7) Prior to implementation of the reform, I would host a council which would include all of the members of the state advisory committees, as well as, each state's Chief of Education, and 4 members of each state's school board chosen by their mimicry of the state's gender and ethnic percentages, but to include the president of the state board. This event would not only include a key note address, but other presentations designed to layout the process and define the expectations of the reforms across the board. It would also include break-out sessions presented by school systems, schools, teachers and administrators who were identified as practicing the best strategies. Everything would be available online in real time, and archived for future reference and to be used in Staff Development activities.

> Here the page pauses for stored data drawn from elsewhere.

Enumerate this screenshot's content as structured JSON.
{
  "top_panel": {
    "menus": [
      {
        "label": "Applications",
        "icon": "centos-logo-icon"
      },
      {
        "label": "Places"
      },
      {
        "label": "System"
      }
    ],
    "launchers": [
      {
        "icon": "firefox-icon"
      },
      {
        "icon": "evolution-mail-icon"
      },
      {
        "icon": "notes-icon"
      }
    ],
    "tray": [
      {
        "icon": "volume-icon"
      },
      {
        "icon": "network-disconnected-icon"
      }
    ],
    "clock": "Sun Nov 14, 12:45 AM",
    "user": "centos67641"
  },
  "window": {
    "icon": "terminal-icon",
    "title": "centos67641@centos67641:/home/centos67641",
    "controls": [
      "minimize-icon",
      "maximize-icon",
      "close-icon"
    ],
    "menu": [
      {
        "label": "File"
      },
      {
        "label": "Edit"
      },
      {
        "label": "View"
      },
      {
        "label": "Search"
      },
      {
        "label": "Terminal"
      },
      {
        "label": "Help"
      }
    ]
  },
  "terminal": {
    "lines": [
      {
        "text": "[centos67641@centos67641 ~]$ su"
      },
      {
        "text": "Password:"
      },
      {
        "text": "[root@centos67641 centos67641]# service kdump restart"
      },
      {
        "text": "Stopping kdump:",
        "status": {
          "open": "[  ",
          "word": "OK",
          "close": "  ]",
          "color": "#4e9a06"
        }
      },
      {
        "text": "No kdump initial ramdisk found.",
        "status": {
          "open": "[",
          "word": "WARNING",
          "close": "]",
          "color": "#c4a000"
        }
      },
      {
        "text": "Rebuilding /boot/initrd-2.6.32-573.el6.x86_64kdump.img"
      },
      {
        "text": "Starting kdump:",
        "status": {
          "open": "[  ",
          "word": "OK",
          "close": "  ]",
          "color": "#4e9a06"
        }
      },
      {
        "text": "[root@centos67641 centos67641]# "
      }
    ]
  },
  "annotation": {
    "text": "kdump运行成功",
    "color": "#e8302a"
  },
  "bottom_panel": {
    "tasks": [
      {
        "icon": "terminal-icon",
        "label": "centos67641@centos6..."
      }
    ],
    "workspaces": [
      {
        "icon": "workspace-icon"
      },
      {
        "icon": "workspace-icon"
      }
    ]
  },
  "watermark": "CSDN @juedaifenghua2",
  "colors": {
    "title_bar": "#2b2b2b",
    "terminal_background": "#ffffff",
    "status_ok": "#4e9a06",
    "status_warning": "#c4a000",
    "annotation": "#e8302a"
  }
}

8) Beginning within a week of the start of the reforms, I would visit with each advisory committee in there home state at a rate of 1 per week. The event would be scheduled in the morning. It would be held at a central location with a passive audience invited to observe. It would be recorded and archived with a snippet of presentation and a summary by me provided online. The summary would present both the Plus & Delta of the event, but exclude anything that any member of the advisory committee indicated was off the record. Everything would be archived, somethings would potentially not be presented in the interest of and need for candor (and like court, the gallery of observers could be excused like a jury in the event that a committee required anonymity in the process.) BUT THE GOAL here would be frequent, open, honest communication and relevant feedback on the process. It would be the PUBLIC in public education presentation.

9) Accountability would include a quarterly report on the activities, expenses, and statistics around both the implementation and improvement in student progress. Categories in the report would cover all aspects of the reform and remain consistent to allow for tracking of results.

10) What would this cost?

Well, there is an inherent price to adding days for say training to a school's calendar. So I would not do that. I would mandate that school systems uniformly provide 6 days of staff release time to in school training, and these would be done on Mondays or Fridays throughout the year, giving students long weekends.

The Staff Development Teachers would be the biggest single expense. Based on 100,650 public schools, and a median teacher income of $45,000 (+ 12% for inflation in choosing more experienced teachers) the cost of this aspect of the plan would be about: $5.04 Billion. And assuming that I would have the same Federal Department of Education budget at the present incumbent, I would easily assume the remaining cost.

I know, it's a lot of money. But it's money focused on a strategy with public accountability and review built in. As to comparing it to how money is made and spent in the United States, here is another benchmark:

Exxon/Mobil Oil made 19.3 Billion in profits in the first 3 months of 2010. I could do my reform for a year with a fourth of that! Exxon/Mobil could use, say 6 months of their profits to fund my education reform in the United States for the next 6 years. 6 months of one multinational's PROFITS, could transform the lives of 48,755,772 students. Could employ over 100,000 individuals, could turn our economic morass around. ... Where are our values?

In conclusion, what will it take for this nation to deal simply, honestly and effectively with the need to upgrade our public education system? Anyone else have any ideas?